105 ↗(On Diff #56318)

It's mostly to get more bits flipped (avalanche effect found in a cryptographic hash algorithm), and also create a slightly more computation burden for those who wants to attempt a brute-force of the possible values at boot. Timestamps have more entropy in their lower bits, but less with their higher bits; when you are stacking up some related values, it's less susceptible to cancel each other out compared to plain XOR's (note that the tv_nsec and cc sizes have a GCD of sizeof(long), by the way). You may also want to consider mixing in additional data, like __FreeBSD_version here.

I don't think performance is a big concern here as the data being hashed are fairly small, and this is not a "hot" codepath.

cem planned changes to this revision.Apr 18 2019, 5:13 PM
cem added inline comments.
105 ↗(On Diff #56318)

Ok, I'll make that change. One caveat with SHA512/256 in particular is that it is an optional module (optional crypto | geom_bde | ipsec | ipsec_support | zfs). On the other hand, vanilla SHA256 is already required by random. Do you have a strong preference for 512/256 over plain SHA2 256?

I'll go ahead and make the change (planning on SHA256 for now).

105 ↗(On Diff #56318)

Do you have a strong preference for 512/256 over plain SHA2 256?
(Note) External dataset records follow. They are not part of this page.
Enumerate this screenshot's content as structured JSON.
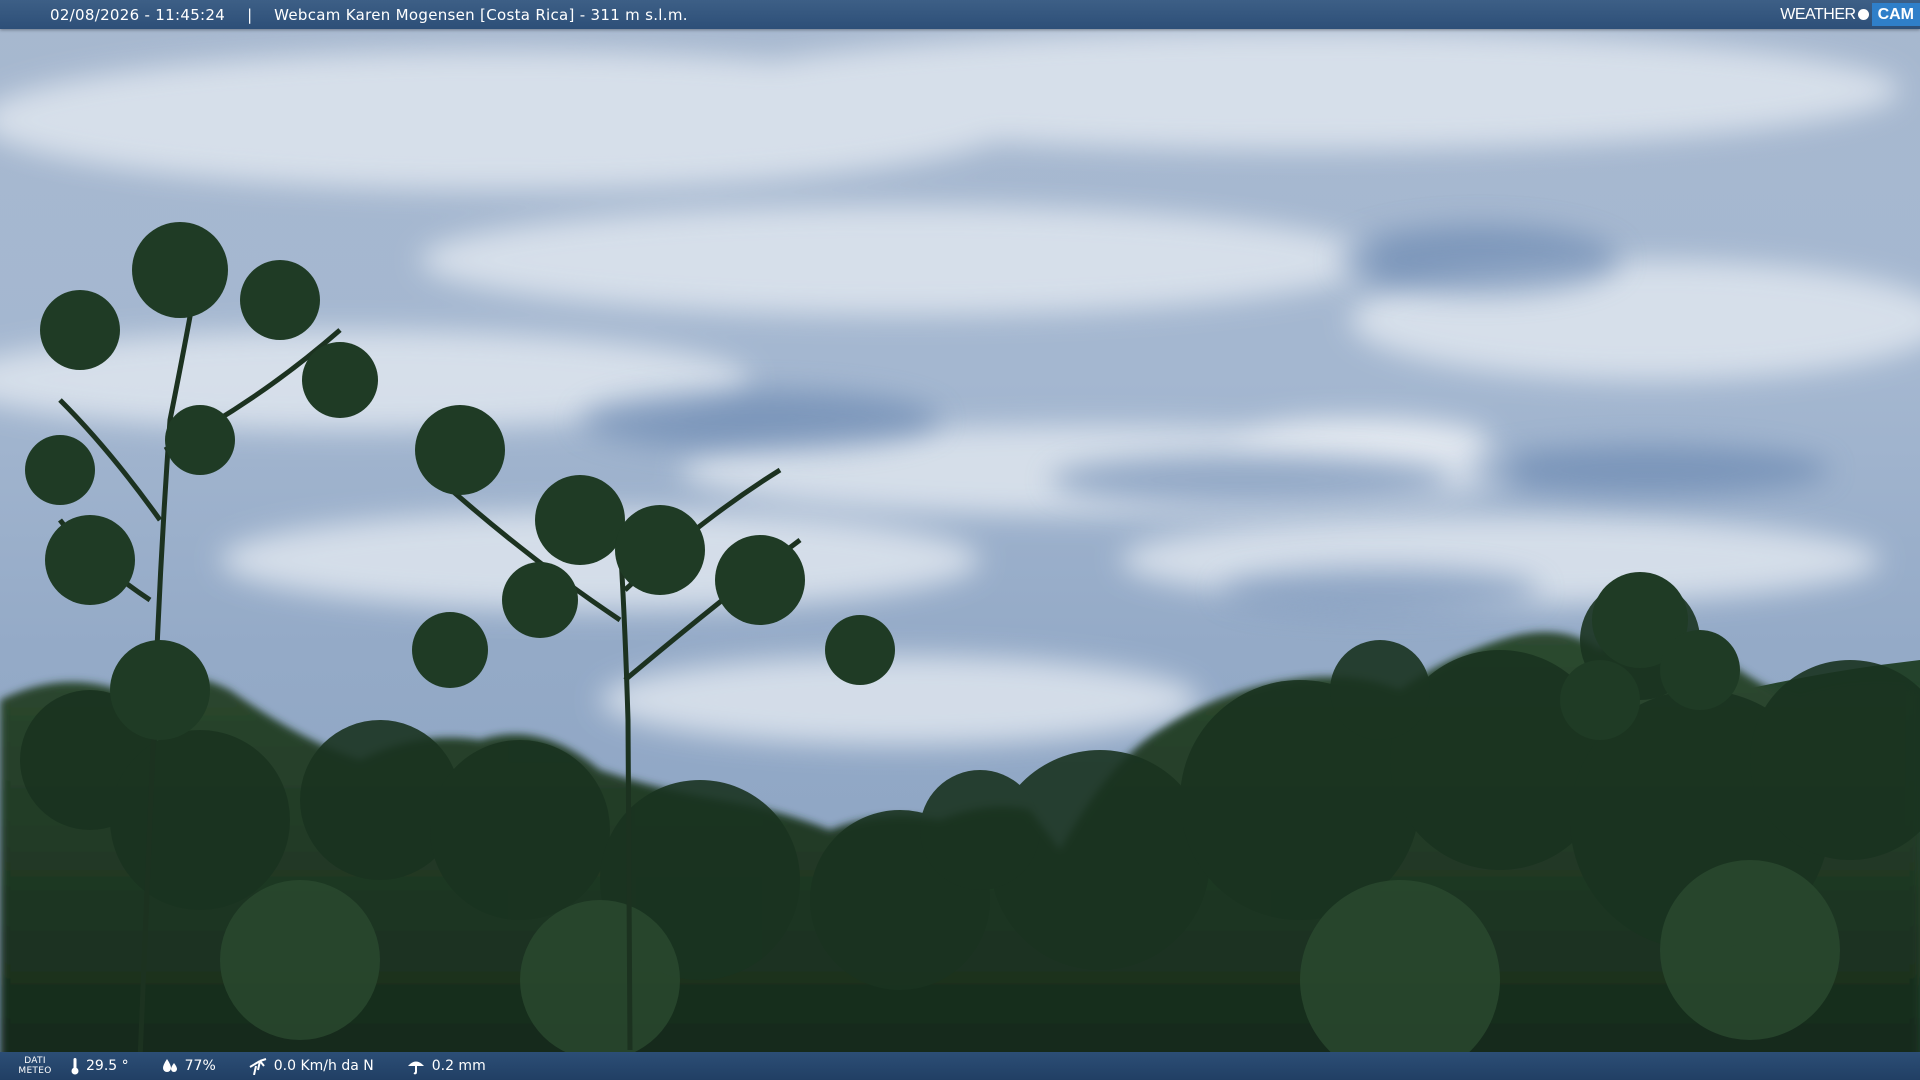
{
  "header": {
    "datetime": "02/08/2026 - 11:45:24",
    "separator": "|",
    "title": "Webcam Karen Mogensen [Costa Rica]  - 311 m s.l.m."
  },
  "logo": {
    "weather": "WEATHER",
    "cam": "CAM"
  },
  "footer": {
    "meteo_label_line1": "DATI",
    "meteo_label_line2": "METEO",
    "temperature": "29.5 °",
    "humidity": "77%",
    "wind": "0.0 Km/h da N",
    "rain": "0.2 mm"
  },
  "icons": [
    "thermometer-icon",
    "humidity-icon",
    "wind-icon",
    "rain-icon"
  ],
  "colors": {
    "bar": "#2d4f78",
    "logo_accent": "#2f7fc9",
    "foliage": "#1e3a24"
  }
}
No, I just picked up a random one which I thought is available; since it's not part of standard kernel I think we should go with SHA256 instead (and thanks for pointing it out).

72 ↗(On Diff #56318)

OK. Then the original wording is fine. I thought we did export that way, but I see now that I'm mistaken.

cem marked 5 inline comments as done.
  • Incorporate Ravi's suggested description wording
  • Incorporate a SHA256 version of Xin's suggestion for fallback arc4random seeding for reasons mentioned in differential (open to discussion, just presenting a prototype)

Thanks Xin and Warner!

Last maybe open issue:

274 ↗(On Diff #56318)

Are you ok with this @delphij or is this still an open issue?

delphij added inline comments.
274 ↗(On Diff #56318)

Yes I'm convinced with your reasoning for zero'ing out.

This revision is now accepted and ready to land.Apr 18 2019, 7:15 PM
This revision was automatically updated to reflect the committed changes.
cem marked 3 inline comments as done.